I sometimes find myself desperate, for I want to get done with and rid of it, I don’t know, yesterday. I keep joking about the time I am gonna be an engineer already – and rich. I am gonna be rich. That’s not why I decided to go to college again, but that’s what I am supposed to do with my life. I mean, that’s what everybody wants – or most people. Wouldn’t it be nice to be able to have whatever you want without having to worry about money and stuff like that? It would. There’s also the part in which you look at the things you have and you know you got it with you own hard work.

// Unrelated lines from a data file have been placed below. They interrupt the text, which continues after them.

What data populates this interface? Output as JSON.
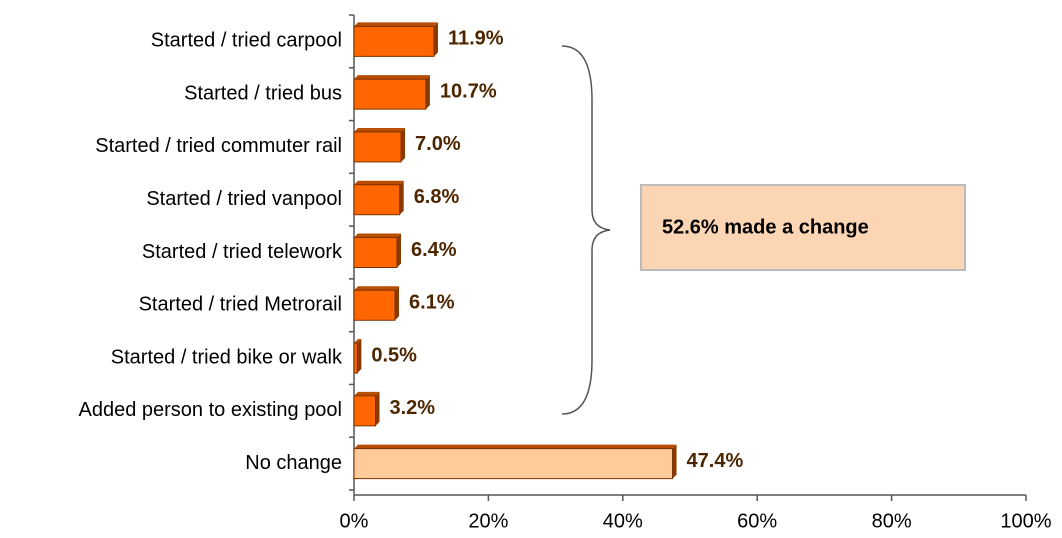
{
  "chart_data": {
    "type": "bar",
    "orientation": "horizontal",
    "categories": [
      "Started / tried carpool",
      "Started / tried bus",
      "Started / tried commuter rail",
      "Started / tried vanpool",
      "Started / tried telework",
      "Started / tried Metrorail",
      "Started / tried bike or walk",
      "Added person to existing pool",
      "No change"
    ],
    "values": [
      11.9,
      10.7,
      7.0,
      6.8,
      6.4,
      6.1,
      0.5,
      3.2,
      47.4
    ],
    "value_labels": [
      "11.9%",
      "10.7%",
      "7.0%",
      "6.8%",
      "6.4%",
      "6.1%",
      "0.5%",
      "3.2%",
      "47.4%"
    ],
    "colors": [
      "#ff6600",
      "#ff6600",
      "#ff6600",
      "#ff6600",
      "#ff6600",
      "#ff6600",
      "#ff6600",
      "#ff6600",
      "#ffcc99"
    ],
    "xlim": [
      0,
      100
    ],
    "xticks": [
      {
        "value": 0,
        "label": "0%"
      },
      {
        "value": 20,
        "label": "20%"
      },
      {
        "value": 40,
        "label": "40%"
      },
      {
        "value": 60,
        "label": "60%"
      },
      {
        "value": 80,
        "label": "80%"
      },
      {
        "value": 100,
        "label": "100%"
      }
    ],
    "annotation": "52.6% made a change"
  }
}
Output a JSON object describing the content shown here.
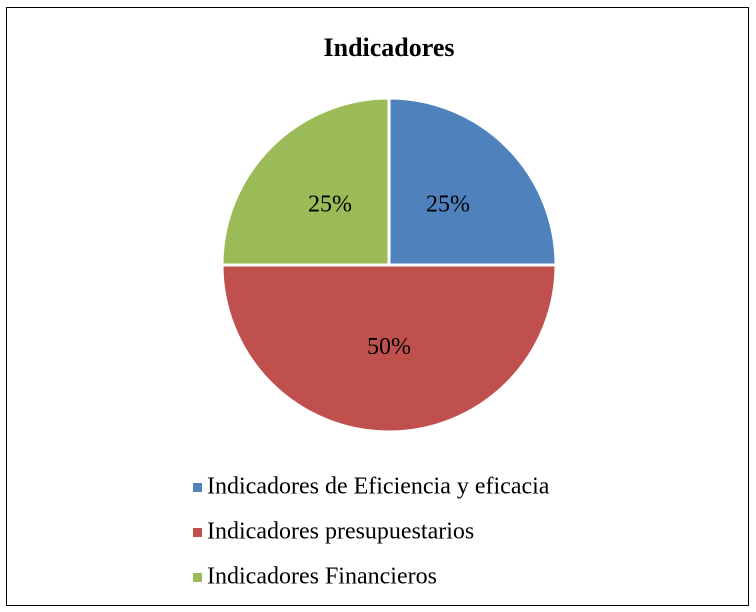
{
  "chart_data": {
    "type": "pie",
    "title": "Indicadores",
    "categories": [
      "Indicadores de Eficiencia y eficacia",
      "Indicadores presupuestarios",
      "Indicadores Financieros"
    ],
    "values": [
      25,
      50,
      25
    ],
    "value_labels": [
      "25%",
      "50%",
      "25%"
    ],
    "colors": [
      "#4f81bd",
      "#c0504d",
      "#9bbb59"
    ],
    "legend": "bottom"
  }
}
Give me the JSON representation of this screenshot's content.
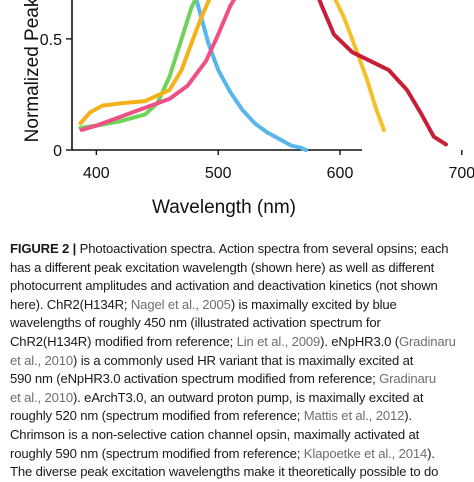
{
  "figure": {
    "chart_data": {
      "type": "line",
      "xlabel": "Wavelength (nm)",
      "ylabel": "Normalized Peak",
      "xlim": [
        380,
        710
      ],
      "ylim": [
        0,
        0.72
      ],
      "x_ticks": [
        "400",
        "500",
        "600",
        "700"
      ],
      "x_tick_values": [
        400,
        500,
        600,
        700
      ],
      "y_ticks": [
        "0",
        "0.5"
      ],
      "y_tick_values": [
        0,
        0.5
      ],
      "grid": false,
      "series": [
        {
          "color": "#58b7e8",
          "x": [
            480,
            485,
            492,
            500,
            510,
            520,
            530,
            540,
            550,
            560,
            568,
            572
          ],
          "y": [
            0.72,
            0.62,
            0.48,
            0.36,
            0.26,
            0.18,
            0.12,
            0.08,
            0.05,
            0.02,
            0.01,
            0.0
          ]
        },
        {
          "color": "#6fd35a",
          "x": [
            387,
            400,
            420,
            440,
            450,
            460,
            470,
            478,
            485
          ],
          "y": [
            0.1,
            0.11,
            0.13,
            0.16,
            0.21,
            0.33,
            0.5,
            0.64,
            0.72
          ]
        },
        {
          "color": "#f3b21a",
          "x": [
            387,
            395,
            405,
            420,
            440,
            460,
            470,
            478,
            485,
            492,
            498
          ],
          "y": [
            0.12,
            0.17,
            0.2,
            0.21,
            0.22,
            0.27,
            0.36,
            0.48,
            0.58,
            0.67,
            0.72
          ]
        },
        {
          "color": "#ee4f86",
          "x": [
            388,
            400,
            420,
            440,
            460,
            475,
            490,
            500,
            510,
            518
          ],
          "y": [
            0.09,
            0.11,
            0.15,
            0.19,
            0.23,
            0.29,
            0.4,
            0.52,
            0.65,
            0.72
          ]
        },
        {
          "color": "#f5c12a",
          "x": [
            590,
            595,
            603,
            612,
            622,
            630,
            636
          ],
          "y": [
            0.72,
            0.69,
            0.6,
            0.47,
            0.32,
            0.18,
            0.09
          ]
        },
        {
          "color": "#c81e38",
          "x": [
            580,
            585,
            595,
            610,
            625,
            640,
            655,
            667,
            677,
            687
          ],
          "y": [
            0.72,
            0.65,
            0.52,
            0.44,
            0.4,
            0.36,
            0.27,
            0.16,
            0.06,
            0.025
          ]
        }
      ]
    }
  },
  "caption": {
    "lines": [
      [
        {
          "text": "FIGURE 2 |",
          "style": "label"
        },
        {
          "text": " Photoactivation spectra. Action spectra from several opsins; each"
        }
      ],
      [
        {
          "text": "has a different peak excitation wavelength (shown here) as well as different"
        }
      ],
      [
        {
          "text": "photocurrent amplitudes and activation and deactivation kinetics (not shown"
        }
      ],
      [
        {
          "text": "here). ChR2(H134R; "
        },
        {
          "text": "Nagel et al., 2005",
          "style": "ref"
        },
        {
          "text": ") is maximally excited by blue"
        }
      ],
      [
        {
          "text": "wavelengths of roughly 450 nm (illustrated activation spectrum for"
        }
      ],
      [
        {
          "text": "ChR2(H134R) modified from reference; "
        },
        {
          "text": "Lin et al., 2009",
          "style": "ref"
        },
        {
          "text": "). eNpHR3.0 ("
        },
        {
          "text": "Gradinaru",
          "style": "ref"
        }
      ],
      [
        {
          "text": "et al., 2010",
          "style": "ref"
        },
        {
          "text": ") is a commonly used HR variant that is maximally excited at"
        }
      ],
      [
        {
          "text": "590 nm (eNpHR3.0 activation spectrum modified from reference; "
        },
        {
          "text": "Gradinaru",
          "style": "ref"
        }
      ],
      [
        {
          "text": "et al., 2010",
          "style": "ref"
        },
        {
          "text": "). eArchT3.0, an outward proton pump, is maximally excited at"
        }
      ],
      [
        {
          "text": "roughly 520 nm (spectrum modified from reference; "
        },
        {
          "text": "Mattis et al., 2012",
          "style": "ref"
        },
        {
          "text": ")."
        }
      ],
      [
        {
          "text": "Chrimson is a non-selective cation channel opsin, maximally activated at"
        }
      ],
      [
        {
          "text": "roughly 590 nm (spectrum modified from reference; "
        },
        {
          "text": "Klapoetke et al., 2014",
          "style": "ref"
        },
        {
          "text": ")."
        }
      ],
      [
        {
          "text": "The diverse peak excitation wavelengths make it theoretically possible to do"
        }
      ]
    ]
  }
}
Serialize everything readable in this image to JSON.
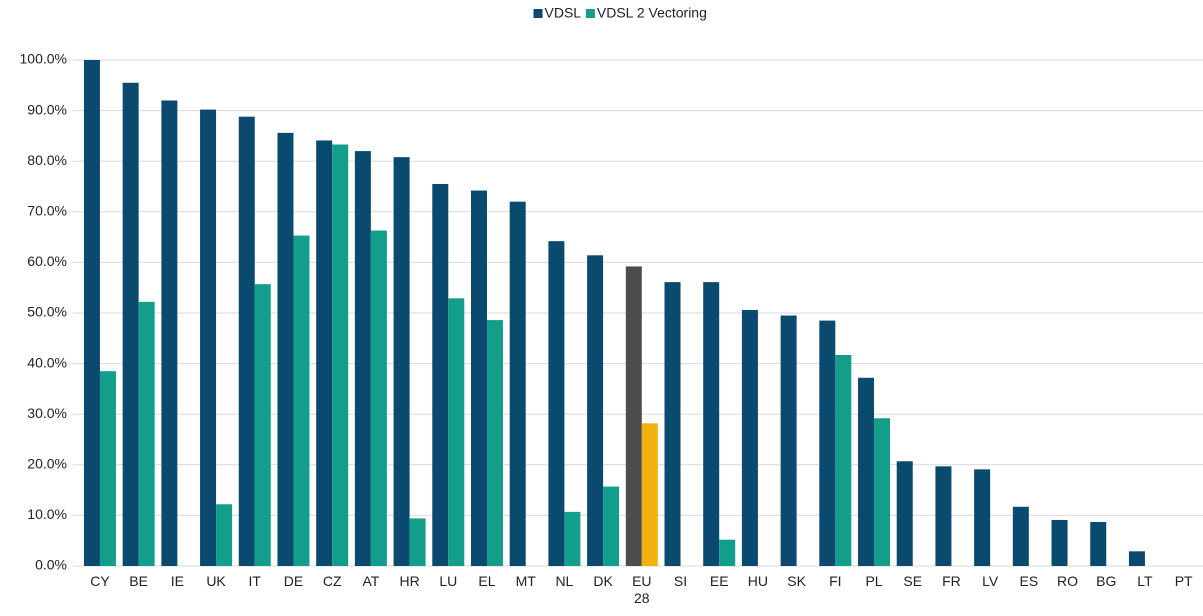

Usually I wake up this early, because I went to bed even earlier and I have already slept my eight hours – it’s not what’s happened today. I have absolutely no idea why the hell I am up so soon. And, believe me, my bed is much more comfortable than the chair I am sited on. Since I have nothing to do, I started thinking of my life and my behaviour and the universe and everything else… I am happy – happy people were supposed to sleep well, I think. Ok, I know I don’t have everything in the place I wanted, but who does? And… the pursuit of it shouldn’t make me happy anyway? It does. It really does. So, I am gonna believe I had a little too much caffeine for the day and that’s the reason why I can’t sleep.